Majalah pergerakan milik SI Banten tersebut beralamatkan redaksi di Kaujon, Serang. Majalah tersebut juga bisa dilanggan, Harga langganan untuk kaum pribumi sendiri sebesar fl. 6 untuk setahun dan fl. 1.5 untuk per-3 bulan. Sementara untuk non-pribumi, sebesar fl. 7 setahun dan fl. 2 untuk 3 bulan. Pada halaman muka majalah tersebut dituliskan bahwa untuk pemesanan langganan hanya dapat dimungkinkan bagi mereka yang akan berlangganan sedikitnya untuk per-3 bulan dengan ketentuan uang harus dibayarkan dimuka.

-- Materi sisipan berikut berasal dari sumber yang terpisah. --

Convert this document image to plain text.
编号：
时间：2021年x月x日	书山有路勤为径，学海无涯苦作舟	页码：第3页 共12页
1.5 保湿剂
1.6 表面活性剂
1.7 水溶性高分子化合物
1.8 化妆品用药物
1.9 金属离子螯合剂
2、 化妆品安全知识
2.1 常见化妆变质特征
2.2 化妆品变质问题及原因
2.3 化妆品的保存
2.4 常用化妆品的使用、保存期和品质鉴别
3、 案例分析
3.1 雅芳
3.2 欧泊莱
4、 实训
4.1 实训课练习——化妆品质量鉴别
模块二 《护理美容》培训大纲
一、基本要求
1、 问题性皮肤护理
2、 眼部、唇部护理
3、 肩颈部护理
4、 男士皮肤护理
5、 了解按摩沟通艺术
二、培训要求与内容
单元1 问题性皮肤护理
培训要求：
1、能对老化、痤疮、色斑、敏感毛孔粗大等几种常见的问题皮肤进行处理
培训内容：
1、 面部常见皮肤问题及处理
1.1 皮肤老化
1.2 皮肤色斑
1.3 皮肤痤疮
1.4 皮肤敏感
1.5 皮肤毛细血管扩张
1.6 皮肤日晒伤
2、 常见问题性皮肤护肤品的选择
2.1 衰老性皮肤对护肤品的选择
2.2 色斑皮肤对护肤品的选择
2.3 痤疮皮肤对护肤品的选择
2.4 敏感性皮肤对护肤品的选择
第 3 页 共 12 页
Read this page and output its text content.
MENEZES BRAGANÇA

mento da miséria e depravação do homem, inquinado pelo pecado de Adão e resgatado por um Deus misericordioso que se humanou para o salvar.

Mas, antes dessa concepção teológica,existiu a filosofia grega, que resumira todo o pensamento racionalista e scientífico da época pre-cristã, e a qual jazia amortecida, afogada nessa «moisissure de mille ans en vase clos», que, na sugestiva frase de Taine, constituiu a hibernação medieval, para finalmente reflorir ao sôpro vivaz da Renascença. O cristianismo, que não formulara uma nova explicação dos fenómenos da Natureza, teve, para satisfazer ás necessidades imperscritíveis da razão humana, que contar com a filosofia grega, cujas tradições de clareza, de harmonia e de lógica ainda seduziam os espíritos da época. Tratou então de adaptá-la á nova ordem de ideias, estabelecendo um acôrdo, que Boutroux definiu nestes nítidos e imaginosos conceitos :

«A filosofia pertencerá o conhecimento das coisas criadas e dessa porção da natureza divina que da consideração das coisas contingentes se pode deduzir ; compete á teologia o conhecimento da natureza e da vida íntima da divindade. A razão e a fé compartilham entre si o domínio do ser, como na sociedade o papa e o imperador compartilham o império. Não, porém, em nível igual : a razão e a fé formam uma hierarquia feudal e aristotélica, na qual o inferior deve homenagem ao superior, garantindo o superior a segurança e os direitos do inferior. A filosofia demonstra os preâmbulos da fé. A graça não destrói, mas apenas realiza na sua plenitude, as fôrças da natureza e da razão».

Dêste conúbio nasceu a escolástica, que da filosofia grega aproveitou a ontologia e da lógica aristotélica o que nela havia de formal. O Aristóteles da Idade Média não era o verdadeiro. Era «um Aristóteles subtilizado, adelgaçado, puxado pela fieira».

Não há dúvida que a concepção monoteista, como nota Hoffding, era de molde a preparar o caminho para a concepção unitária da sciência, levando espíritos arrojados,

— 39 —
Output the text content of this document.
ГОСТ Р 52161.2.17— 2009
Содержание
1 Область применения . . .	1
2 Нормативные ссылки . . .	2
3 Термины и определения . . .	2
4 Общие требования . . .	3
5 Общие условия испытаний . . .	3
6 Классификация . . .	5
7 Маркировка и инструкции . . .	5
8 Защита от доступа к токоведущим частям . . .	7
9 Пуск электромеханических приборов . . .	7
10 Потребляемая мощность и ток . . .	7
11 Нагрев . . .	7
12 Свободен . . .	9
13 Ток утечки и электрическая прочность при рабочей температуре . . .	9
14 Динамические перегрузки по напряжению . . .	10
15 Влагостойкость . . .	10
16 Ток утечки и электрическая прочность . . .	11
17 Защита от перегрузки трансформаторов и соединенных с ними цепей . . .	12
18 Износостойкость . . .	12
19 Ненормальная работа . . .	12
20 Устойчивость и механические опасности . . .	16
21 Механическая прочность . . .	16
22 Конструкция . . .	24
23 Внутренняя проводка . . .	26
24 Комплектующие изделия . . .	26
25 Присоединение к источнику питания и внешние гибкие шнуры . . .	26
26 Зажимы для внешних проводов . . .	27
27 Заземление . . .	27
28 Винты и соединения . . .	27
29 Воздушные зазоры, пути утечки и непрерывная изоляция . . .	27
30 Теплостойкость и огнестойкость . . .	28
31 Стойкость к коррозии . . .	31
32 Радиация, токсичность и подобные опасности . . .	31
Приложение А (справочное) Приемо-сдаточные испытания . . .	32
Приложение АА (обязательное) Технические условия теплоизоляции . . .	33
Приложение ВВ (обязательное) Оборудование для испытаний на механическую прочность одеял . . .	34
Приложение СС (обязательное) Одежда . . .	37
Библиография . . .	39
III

Pada edisi pertama koran MIMBAR menjelaskan latarbelakang terbitnya koran tersebut adalah berkeinginan untuk mencerdaskan rakyat Banten serta mengeluarkan mereka dari kegelapan menuju alam yang terang benderang. berikut merupakan kutipan lengkapnya:

 Latar belakang di bentuknya 'Orgaan yaitu perabot untuk memberitahukan suaranya baik pada para anggota SI maupun untuk umum berdasarkan pertemuan wakil-wakil SI di Banten hari Ahad tanggal 17 Agustus 1919. Memang betul sudah ada surat kabar bumi putera seperti: Neratja, Oetoesan Hindia, Kaoem Moeda. Tapi tiga surat kabar itu tidak dapat di-akses oleh orang Banten kebanyakan, dan banyak sekali hal-hal yang hanya mengenai Keresidenan Banten, satu kabupaten atau se-distrik saja. Oleh karena itu, SI Banten merasa perlu mempunyai prabot sewarna, orgaan sendiri.'

Pada pendahuluannya disebutkan: 'Dengan mufakatnya bestuur-bestuur SI dalam seluruh residesi Banten, terkabulah cita-cita kita pemimpin SI Banten untuk mengeluarkan organ, yakni tanda kita kaum SI dalam seluruh Banten sudah mempunyai suatu tempat untuk mengeluarkan suara dan keperluan rakyat kita bumiputra. Pertama kalilah Banten mempunyai suara untuk mengeluarkan jeritan rakyat Banten yang masih dalam kegelapan.'

 Kemudian, redaktur mengemukakan filosofinya pada pilihan kata MIMBAR yang berarti Mimbar, tempat berkhotbah, tempat berbicara. Yang menarik, koran tersebut diterbitkan karena dilatarbelakangi oleh sebab sudah mulai terbukanya kesempatan untuk berkumpul dan berserikat, sekalipun masih sangat terbatas. Dalam artikel selanjutnya redaktur membahas latar belakang politik terbitnya koran tersebut: Artikel 111 Regeerings-Reglement Perubahan dalam kebebasan berkumpul dan berserikat. Artikel RR berbunyi: "Perhimpunan- perhimpunan (Vereenigingen) dan kumpulan-kumpulan (vergaderingen) yang berdasar atau yang mengancam kesentosaan umum di dalam Hindia Belanda dilarang akan mencegah pelanggaran hal itu hendaklah diadakan peraturan menurut sebagaimana perlunya."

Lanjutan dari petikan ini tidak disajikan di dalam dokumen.